Allah Rasulu kaç yıl gizli davet yaptı, kaç yıl savaşmadan durdu, kaç yılda peygamberlik dönemini bitirdi? Bugün Müslümanlar 100 yıldır uyuyor. Geçen 2023’e girdik ve 100 yıl tamamlanmış oldu. 100 yıldır uykudayız ve başımızdaki kafirler, belli etmeden bizi uykumuzda zehirliyor. Bütün bu durumların sebebi de bizim Müslümanların imanının zayıf olması. Bırakın savaşmayı, Müslümanlarda kardeşiyle barışacak kadar iman yok. Allah uğrunda kan dökecek imanı bırakın cebindeki 10 liradan 1 lirasını vermeyen Müslümanlar var. Bırakın gece namazını, namazı cumadan cumaya sanan var. Müslümanım dedikten sonra, atam diye puta saygı duran var. Müslümanım deyip kendi için düşündüğünü bir başka kardeşi için düşünmeyen var. Müslümanlar! Bu bahsettiklerim o , bu, şu, onlar değil, biziz. Bizleriz. Bugün bir kardeşimizle ayrışıyorsak, isteseniz de istemeseniz de kendinizden bir parçayı bırakmış oluyorsunuz. Bugün bir Müslümana iyilik yapmak kendinize iyilik yapmakla aynı. Bugün Allah rızası için bir şeyler yaptığınızda bundan ilk faydalanacak kişi, siz olursunuz. Sahabeler, Allah rızası için sevmedikleri, insanları sevdiler, birbirlerine sevgi ve muhabbetle yaklaştılar. Gerektiği zaman aç kaldılar, gerektiği zaman kanlarını ve canlarını verdiler. Allah, bakara suresinin 214. ayetinde “Sizden öncekilerin başına gelenlerin bir benzeri sizin de başınıza gelmeden önce cennete girebileceğinizi mi sandınız?” Buyurmuyor mu? Peki, biz şunu söyleyebilir miyiz? Biz, bizlerden önceki ümmetlerin yaptığı gibi yapmadan, cennete girebileceğimizi düşünebilir miyiz? Onlar gibi mücadele etmeden, fedakarlık yapmadan, bedel ödemeden, onlar gibi çalışmadan, onlar gibi iman etmeden nasıl cennete gireceğiz? Allah, onların hayatından bize dersler vermek için Kur’an’ı Kerim’i o müminlerin kıssasıyla doldurmuş. Müslümanlar şunları söylüyorlar: O zamanla bu zaman aynı değil. Biz o eski Müslümanlarla aynı değiliz. Biz, peygamber değiliz ki bunları yapalım. Evet doğru biz bir Hz. Ömer değiliz ama adalette mertlikte onu örnek alarak, onun yaşadığı gibi yaşamaya çalışarak, o insan kendi zamanının Hz. Ömer’i olamaz mı?
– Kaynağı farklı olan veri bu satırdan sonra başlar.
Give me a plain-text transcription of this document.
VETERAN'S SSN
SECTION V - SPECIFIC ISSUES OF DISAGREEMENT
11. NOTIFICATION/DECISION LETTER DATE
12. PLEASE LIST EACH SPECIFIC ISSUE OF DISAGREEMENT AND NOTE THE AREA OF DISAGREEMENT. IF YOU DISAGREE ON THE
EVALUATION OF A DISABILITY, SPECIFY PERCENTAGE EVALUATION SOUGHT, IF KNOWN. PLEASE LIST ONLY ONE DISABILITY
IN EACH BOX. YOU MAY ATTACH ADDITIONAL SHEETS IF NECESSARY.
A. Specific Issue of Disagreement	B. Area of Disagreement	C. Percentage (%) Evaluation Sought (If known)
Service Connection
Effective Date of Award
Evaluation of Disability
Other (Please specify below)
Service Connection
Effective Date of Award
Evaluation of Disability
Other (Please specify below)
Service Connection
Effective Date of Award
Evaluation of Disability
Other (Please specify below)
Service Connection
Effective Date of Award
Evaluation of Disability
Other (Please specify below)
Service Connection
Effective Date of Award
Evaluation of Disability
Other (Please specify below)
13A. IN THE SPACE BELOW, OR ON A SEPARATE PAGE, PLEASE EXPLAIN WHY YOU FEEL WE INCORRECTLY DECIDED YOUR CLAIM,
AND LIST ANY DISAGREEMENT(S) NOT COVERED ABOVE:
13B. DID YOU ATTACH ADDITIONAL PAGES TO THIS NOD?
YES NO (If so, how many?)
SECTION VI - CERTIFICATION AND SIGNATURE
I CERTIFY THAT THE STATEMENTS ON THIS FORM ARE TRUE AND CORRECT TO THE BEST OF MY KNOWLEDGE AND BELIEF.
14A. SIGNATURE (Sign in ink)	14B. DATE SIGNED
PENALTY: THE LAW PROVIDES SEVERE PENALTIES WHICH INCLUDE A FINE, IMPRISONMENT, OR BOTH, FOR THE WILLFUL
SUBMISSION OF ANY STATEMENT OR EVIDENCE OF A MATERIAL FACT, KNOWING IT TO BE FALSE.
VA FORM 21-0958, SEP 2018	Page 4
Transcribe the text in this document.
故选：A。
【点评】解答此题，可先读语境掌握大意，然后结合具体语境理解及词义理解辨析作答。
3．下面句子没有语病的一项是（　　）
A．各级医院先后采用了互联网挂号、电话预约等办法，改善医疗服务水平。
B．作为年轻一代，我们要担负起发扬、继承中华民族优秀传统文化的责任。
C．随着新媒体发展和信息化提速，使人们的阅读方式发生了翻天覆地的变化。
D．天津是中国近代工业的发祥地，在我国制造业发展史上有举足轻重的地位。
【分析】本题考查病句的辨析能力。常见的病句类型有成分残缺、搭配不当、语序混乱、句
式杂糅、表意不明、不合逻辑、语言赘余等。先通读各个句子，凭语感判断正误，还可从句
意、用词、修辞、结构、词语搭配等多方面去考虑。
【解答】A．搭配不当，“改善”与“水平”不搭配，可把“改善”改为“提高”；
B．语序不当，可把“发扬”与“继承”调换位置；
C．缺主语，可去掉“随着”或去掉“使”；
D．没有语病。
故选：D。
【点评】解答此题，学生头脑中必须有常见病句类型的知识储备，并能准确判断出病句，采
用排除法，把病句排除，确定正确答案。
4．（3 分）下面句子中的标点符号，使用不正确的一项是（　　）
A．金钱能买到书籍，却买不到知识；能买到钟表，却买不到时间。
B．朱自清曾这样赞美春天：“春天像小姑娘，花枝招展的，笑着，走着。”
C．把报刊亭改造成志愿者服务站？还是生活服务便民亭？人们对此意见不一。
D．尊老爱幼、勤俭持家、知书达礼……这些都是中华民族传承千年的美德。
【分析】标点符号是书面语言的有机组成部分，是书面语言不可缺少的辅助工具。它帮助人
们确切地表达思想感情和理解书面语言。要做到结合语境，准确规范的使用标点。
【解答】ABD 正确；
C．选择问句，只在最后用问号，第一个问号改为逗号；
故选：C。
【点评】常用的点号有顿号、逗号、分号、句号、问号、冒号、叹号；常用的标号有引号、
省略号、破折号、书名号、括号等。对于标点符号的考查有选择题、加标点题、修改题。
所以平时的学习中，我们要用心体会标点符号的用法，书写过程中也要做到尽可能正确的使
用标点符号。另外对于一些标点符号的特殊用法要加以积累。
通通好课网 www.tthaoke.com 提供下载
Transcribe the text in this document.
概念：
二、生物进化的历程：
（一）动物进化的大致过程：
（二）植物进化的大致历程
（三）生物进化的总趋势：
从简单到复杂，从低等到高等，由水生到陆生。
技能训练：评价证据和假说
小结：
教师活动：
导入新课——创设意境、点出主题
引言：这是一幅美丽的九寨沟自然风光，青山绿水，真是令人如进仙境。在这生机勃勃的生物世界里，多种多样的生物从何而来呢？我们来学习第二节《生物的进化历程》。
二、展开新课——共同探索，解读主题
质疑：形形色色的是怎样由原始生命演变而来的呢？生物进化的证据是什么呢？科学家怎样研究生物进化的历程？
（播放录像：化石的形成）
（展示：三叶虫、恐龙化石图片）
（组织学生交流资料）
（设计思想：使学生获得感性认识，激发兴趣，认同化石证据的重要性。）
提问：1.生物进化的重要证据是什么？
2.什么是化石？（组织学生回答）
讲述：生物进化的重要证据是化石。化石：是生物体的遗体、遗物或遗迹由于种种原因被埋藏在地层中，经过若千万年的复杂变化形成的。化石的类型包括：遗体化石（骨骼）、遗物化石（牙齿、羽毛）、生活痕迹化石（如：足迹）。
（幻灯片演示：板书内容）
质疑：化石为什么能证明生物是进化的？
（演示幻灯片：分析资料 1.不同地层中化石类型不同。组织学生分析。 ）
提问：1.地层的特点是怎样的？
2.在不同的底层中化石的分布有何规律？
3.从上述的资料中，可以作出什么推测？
Ya da bir Müslüman, Hz. Osman gibi malını sürekli durmadan akıl almaz maddi miktarlarda  infak etse, o Müslüman zamanımızın Hz. Osman’ı olamaz mı? Şunu bilelim, kimse kimsenin yerini alamaz. Allah, herkesi özel yaratmıştır. Müslümanlar! Şöyle bir düşünün! Biz kendi bulunduğumuz çağın sahabeleri olamaz mıyız? İslam sancağını büyük gayret ve fedakarlıklarla alıp ötelere götüremez miyiz? Denizin dalgaları gibi orduları, kafirlerin kurduğu tuzakları, onların devasa silahlarını, Allah’ın yardımıyla birbirimize kenetlenmiş bir şekilde mücadele ederek yenemez miyiz? Yeneriz. Allah bizden öncekilere yardımıyla zafer nasip etmiş, bize neden etmesin. Bizim Rabbimiz, Allah. O’ndan başka Rabbimiz yok, O’ndan başka bize yardım edecek koruyacak yok. Müslümanlar!  bizim 3. bir şıkkımız yok. Ancak bizler şuan ki zayıf imanımızla bunları yapamayız. Bu zayıf imanla tek vücut olamayız, bu amellerimizle bir yere gelemeyiz. Müslümanlar! Önce kendi imanımızı kuvvetlendirmeliyiz. Şunu bilelim ki: Allah’tan korkan ve O’na güvenen birini dünyada hiçbir güç korkutamaz. Rabbimizin, Allah olduğuna iman etmiş biri insanların yasakları veya kuralları onun yapacaklarını belirleyemez. Müslümanda başka birinin emirlerine tabi olmaz. Rasülüne iman etmiş birinin tek örneği rasülüdür. Kitabına iman etmiş birinin tek ders kitabı Kur’an’ı Kerim’dir. İman etmiş biri Müslümana düşman olamaz, darılamaz. Üç günle sınırlıdır. Onunla yollarını ayırmaz, onun düşmanı nefsi, şeytan ve şeytanın yardakçılarıdır. Bizler eğer gerektiği gibi iman edersek, Allah’ın vâdi haktır. Allah, bizim saadetimizi sağlayacaktır. Müslümanlar! Dikenli yolların arkasında cennet vardır. Düz ve şaşaalı yolun arkasında da cehennem 3. bir yol yoktur. Allah, bizlere yardım etsin. Bizleri salih imanlı ve takva sahibi kullarından eylesin. Bizi hüsrana uğrayanların yolundan uzak tutsun İnşaallah! Buluşma noktamız cennet olur. Bu çektiğimiz sıkıntılara ve dertlere Allah için gülüp geçmeyi Allah bize nasip etsin ve Elhamdulillahi rabbil alemin!